El jardín es un punto de fuga. También la pared contraria, que hace de la sala un foso, un muro de piedra volcánica reconvertido parcialmente en vitrina. O en una red de vitrinas, más bien. En cada receptáculo se exponen varias figuras de inspiración prehispánica que embelesaron al creador, gusto que compartió, por cierto, con Diego Rivera, cuyo museo personal, el Anahuacalli, está apenas unos kilómetros al sur. “Manuel compartía marchante de arte prehispánico con Rivera”, dice Aurelia Álvarez, entre nostálgica y discreta. Álvarez es hija del gran fotógrafo y también la responsable del Archivo.
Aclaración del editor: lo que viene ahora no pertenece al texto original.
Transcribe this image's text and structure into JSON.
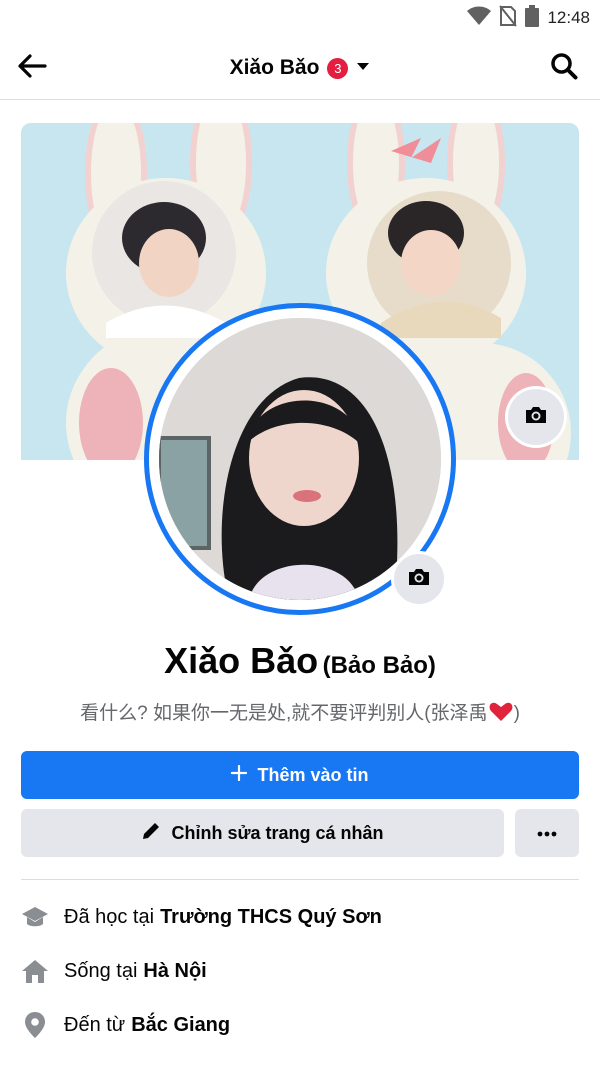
{
  "status_bar": {
    "time": "12:48",
    "icons": [
      "wifi-icon",
      "no-sim-icon",
      "battery-icon"
    ]
  },
  "header": {
    "title": "Xiǎo Bǎo",
    "badge_count": "3",
    "icons": [
      "back-arrow-icon",
      "caret-down-icon",
      "search-icon"
    ]
  },
  "profile": {
    "name": "Xiǎo Bǎo",
    "alternate_name": "(Bảo Bảo)",
    "bio": "看什么? 如果你一无是处,就不要评判别人(张泽禹",
    "bio_end": ")"
  },
  "actions": {
    "add_story_label": "Thêm vào tin",
    "edit_profile_label": "Chỉnh sửa trang cá nhân",
    "more_icon": "more-dots-icon"
  },
  "details": [
    {
      "icon": "education-icon",
      "prefix": "Đã học tại",
      "value": "Trường THCS Quý Sơn"
    },
    {
      "icon": "home-icon",
      "prefix": "Sống tại",
      "value": "Hà Nội"
    },
    {
      "icon": "location-pin-icon",
      "prefix": "Đến từ",
      "value": "Bắc Giang"
    }
  ],
  "colors": {
    "primary": "#1877f2",
    "badge": "#e41e3f",
    "secondary_button": "#e4e6eb",
    "muted_text": "#65676b"
  }
}
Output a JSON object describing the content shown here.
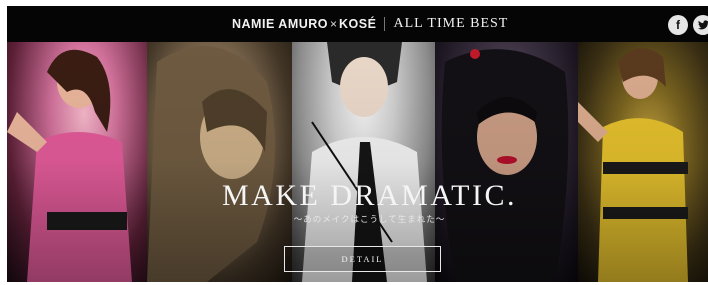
{
  "header": {
    "brand": "NAMIE AMURO",
    "cross": "×",
    "partner": "KOSÉ",
    "subtitle": "ALL TIME BEST"
  },
  "social": {
    "facebook_glyph": "f",
    "twitter_glyph": "🐦",
    "facebook_icon": "facebook-icon",
    "twitter_icon": "twitter-icon"
  },
  "hero": {
    "headline": "MAKE DRAMATIC.",
    "subline": "～あのメイクはこうして生まれた～",
    "button_label": "DETAIL"
  },
  "colors": {
    "topbar": "#050505",
    "text": "#f5f5f5",
    "panel1": "#d0709a",
    "panel2": "#8b7558",
    "panel3": "#cfcfcf",
    "panel4": "#3a3040",
    "panel5": "#c9a640"
  }
}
En la esquina contraria a la silla equipal perdura la colección de discos de vinilo de Manuel Álvarez Bravo. Gran aficionado a la música, pasaba horas escuchando a Haydn, Beethoven, Schoenberg, Mahler… Todo en la misma silla. “Dios mío, le fascinaba Mahler”, dice con algo de ironía Aurelia, que relata la rutina del fotógrafo. “Se sentaba a escuchar música después de la siesta, a veces se ponía a dirigir a los músicos. ¡Le encantaba! Luego ya se iba al cuarto oscuro a trabajar. De ahí salía a las 19.30 o las 20.00″.
El cuarto oscuro queda al fondo de la casa, antes de su taller de enmarcado. Una estantería colmada de frascos llenos de químicos para el revelado domina una de las paredes, los tesoros olvidados del alquimista. Del lado contrario, sobre una mesa, yace una máquina de revelado platino/paladio, un armatoste con forma de horno, muy usado hasta mediados del siglo pasado. En los estantes de las paredes, en un pequeño colgador detrás de la puerta, resisten algunos objetos del fotógrafo: un papel garabateado en que aún puede leerse, “hay tiempo, hay tiempo”; un recorte del diario La Prensa que dice, “la cámara al servicio del pueblo”.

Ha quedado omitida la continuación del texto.